Lanigan zuckte die Achseln. «Was hat es schon zu besagen, wie viel Sie tatsächlich trinken? Wenn Ihre Kunden Sie für einen Säufer halten und nicht mehr bei Ihnen kaufen, dann wäre es schon zu viel, wenn Sie einmal alle Jubeljahre einen winzigen Schluck tränken. Sie haben dadurch Ihren Laden verloren, nicht wahr?»

«Keineswegs. Ich habe meinen Laden verloren, weil man mich in die Klemme gebracht hat.»

«Ach, hören Sie!»

«Nein, es ist wahr, Chief! Sie kannten doch diesen Kestler, den alten Knacker, der neulich gestorben ist. Der hatte eine Hypothek mit Sicherheitsübereignung auf meinem Geschäft, und die hat er gekündigt. Hätte er mir ein bisschen mehr Zeit gegeben, ich hätte alles abzahlen können. Aber nein, er wollte unbedingt den Laden, weil er ihn zu einem guten Preis verkaufen konnte.»

«Kestler hat Ihnen also die Hypothek gekündigt, wie?» Lanigan lächelte. «Dann waren Sie sicher nicht allzu traurig, als er starb.»

«Soll ich Ihnen was Komisches sagen? Am selben Abend, als er starb, mussten wir für ihn ein Rezept anfertigen. Dr. Cohen, Dan Cohen, telefonierte es uns durch, und ich nahm den Auftrag entgegen. Als ich hörte, dass es für Kestler war, dachte ich mir, der kann zur Hölle fahren, bevor ich für ihn ein Rezept anfertige. Aber soll ich Ihnen was sagen? Als ich hörte, dass er tot war, tat mir der alte Kerl doch Leid.»

«Aber Sie haben das Rezept angefertigt, nicht wahr?», erkundigte sich Lanigan beiläufig.

«Den Teufel habe ich getan! Ich hab’s dem jungen Aptaker gegeben, damit der es macht. Ich hatte außerdem schon mit einem Rezept zu tun, auf das ein Kunde wartete, und der hat sich dann auch erboten, das Medikament für Kestler abzuliefern, darum …»

«Der junge Aptaker? Marcus?»

«Himmel, nein! Der ist älter als ich. Nein, ich meine Arnold.»
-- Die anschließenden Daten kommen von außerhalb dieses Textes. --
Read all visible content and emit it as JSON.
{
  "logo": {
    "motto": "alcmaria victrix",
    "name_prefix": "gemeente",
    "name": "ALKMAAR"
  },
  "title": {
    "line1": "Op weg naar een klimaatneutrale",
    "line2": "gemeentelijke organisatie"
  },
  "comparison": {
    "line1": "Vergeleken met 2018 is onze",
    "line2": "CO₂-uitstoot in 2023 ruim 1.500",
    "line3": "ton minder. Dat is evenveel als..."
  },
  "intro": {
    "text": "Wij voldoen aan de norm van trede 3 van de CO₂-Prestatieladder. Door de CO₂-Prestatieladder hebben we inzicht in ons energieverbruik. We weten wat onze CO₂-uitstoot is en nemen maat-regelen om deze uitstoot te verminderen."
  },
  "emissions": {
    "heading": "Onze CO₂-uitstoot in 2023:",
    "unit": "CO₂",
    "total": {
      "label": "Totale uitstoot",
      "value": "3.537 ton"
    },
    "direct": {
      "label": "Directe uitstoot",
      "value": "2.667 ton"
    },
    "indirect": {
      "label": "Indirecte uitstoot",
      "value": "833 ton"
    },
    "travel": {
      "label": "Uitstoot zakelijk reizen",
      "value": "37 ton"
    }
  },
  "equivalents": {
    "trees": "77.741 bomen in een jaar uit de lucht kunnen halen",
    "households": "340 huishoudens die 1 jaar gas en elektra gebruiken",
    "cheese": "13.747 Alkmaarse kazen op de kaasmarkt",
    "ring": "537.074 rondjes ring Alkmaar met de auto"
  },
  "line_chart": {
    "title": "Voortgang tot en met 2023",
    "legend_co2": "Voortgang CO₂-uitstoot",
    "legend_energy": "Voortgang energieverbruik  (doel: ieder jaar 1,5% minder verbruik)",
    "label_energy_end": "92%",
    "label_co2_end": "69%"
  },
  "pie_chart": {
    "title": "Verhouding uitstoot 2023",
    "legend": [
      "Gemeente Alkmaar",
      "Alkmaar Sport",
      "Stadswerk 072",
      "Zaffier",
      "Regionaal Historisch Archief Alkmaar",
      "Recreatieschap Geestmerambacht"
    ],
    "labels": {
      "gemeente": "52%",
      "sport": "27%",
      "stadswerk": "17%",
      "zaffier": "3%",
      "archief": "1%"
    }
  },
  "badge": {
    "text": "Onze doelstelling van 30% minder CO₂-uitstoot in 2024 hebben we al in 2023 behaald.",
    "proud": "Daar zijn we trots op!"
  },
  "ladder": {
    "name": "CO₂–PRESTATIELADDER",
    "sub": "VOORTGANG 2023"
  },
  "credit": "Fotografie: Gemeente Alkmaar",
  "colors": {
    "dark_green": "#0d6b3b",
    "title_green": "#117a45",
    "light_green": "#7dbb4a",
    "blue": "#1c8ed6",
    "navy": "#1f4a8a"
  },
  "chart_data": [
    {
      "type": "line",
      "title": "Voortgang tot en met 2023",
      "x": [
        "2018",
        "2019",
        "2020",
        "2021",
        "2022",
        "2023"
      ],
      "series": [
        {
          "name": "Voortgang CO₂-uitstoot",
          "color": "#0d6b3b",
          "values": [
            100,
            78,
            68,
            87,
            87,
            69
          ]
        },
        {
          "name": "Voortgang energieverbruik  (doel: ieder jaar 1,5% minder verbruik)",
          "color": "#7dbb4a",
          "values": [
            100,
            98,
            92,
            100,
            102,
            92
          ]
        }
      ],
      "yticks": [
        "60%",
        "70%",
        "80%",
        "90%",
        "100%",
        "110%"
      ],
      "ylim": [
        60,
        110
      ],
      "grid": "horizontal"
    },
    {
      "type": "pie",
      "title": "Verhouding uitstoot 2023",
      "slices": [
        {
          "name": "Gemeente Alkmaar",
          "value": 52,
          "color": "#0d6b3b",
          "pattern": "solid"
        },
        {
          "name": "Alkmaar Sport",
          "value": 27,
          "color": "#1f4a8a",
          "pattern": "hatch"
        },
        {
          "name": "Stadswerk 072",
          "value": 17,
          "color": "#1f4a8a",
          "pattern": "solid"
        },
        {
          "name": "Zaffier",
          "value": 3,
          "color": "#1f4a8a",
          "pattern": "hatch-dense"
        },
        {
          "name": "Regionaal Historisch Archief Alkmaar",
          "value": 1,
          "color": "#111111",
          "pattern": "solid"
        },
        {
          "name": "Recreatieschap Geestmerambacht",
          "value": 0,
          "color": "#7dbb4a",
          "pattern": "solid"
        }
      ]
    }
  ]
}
«Aber ich dachte, Arnold wäre erst vergangene Woche gekommen.»

«Das stimmt, aber er war neulich hier zu Besuch. Wir hatten bis über die Ohren zu tun, wegen des Unwetters, da ist er gekommen und hat uns in der Rezeptur geholfen.»

«Sie meinen, er hat nur an diesem einen Abend gearbeitet?», fragte der Polizeichef.

«Hm-hm. Er kam rein, als gehörte ihm der Laden, ging geradewegs durch in die Rezeptur und sagte: ‹Ich bin Arnold Aptaker, ich werde Ihnen helfen.› Ich hab zu Marcus rübergesehen, der vorne im Laden war, aber der grinste nur irgendwie stolz und sagte kein Wort. Also hab ich ihm alles gezeigt, wie alles organisiert war bei uns. Aber diese jungen Leute, denen kann man ja nichts mehr sagen. ‹Ich weiß, ich weiß›, hat er immer nur gesagt, also hab ich ihn fummeln lassen, und tatsächlich, ehe ich weiß, was geschieht, kippt er ‘ne Flasche Hustensaft um. Und will den Dreck dann mit Papiertüchern aufwischen. Das Zeug klebt, wissen Sie. Na ja, bei jedem anderen wäre ich in die Luft gegangen, aber das war schließlich Aptakers Sohn. Er war so froh und stolz, dass Arnold da war, dass ich kein Wort gesagt, sondern stillschweigend den Wischlappen geholt und sauber gemacht habe. Danach wurde Arnold dann ruhiger und war mir eine große Hilfe bei der Unmenge Rezepte, die wir hatten, und so wurden wir eine ganze Zeit eher fertig, als ich gedacht hatte. Ich hatte gehofft, er würde dableiben, weil es ein bisschen viel Arbeit ist für zwei Apotheker, aber am nächsten Tag sagte Mark, er sei nach Philadelphia zurückgegangen.»

«Aber jetzt ist er für immer hier?»

«Ich nehme an, er will hier bleiben, bis sein Daddy wieder auf den Beinen ist. Ob er anschließend noch bleiben wird, weiß ich nicht. Sie wissen ja, wie diese jungen Burschen sind.» Er sah auf die Uhr. «He, ich muss zurück in den Laden! Jetzt ist die Zeit, wo wir viel zu tun kriegen. Übrigens, mit dem Strafzettel …»

«Keine Sorge», antwortete Lanigan liebenswürdig. «Um den kümmere ich mich schon.»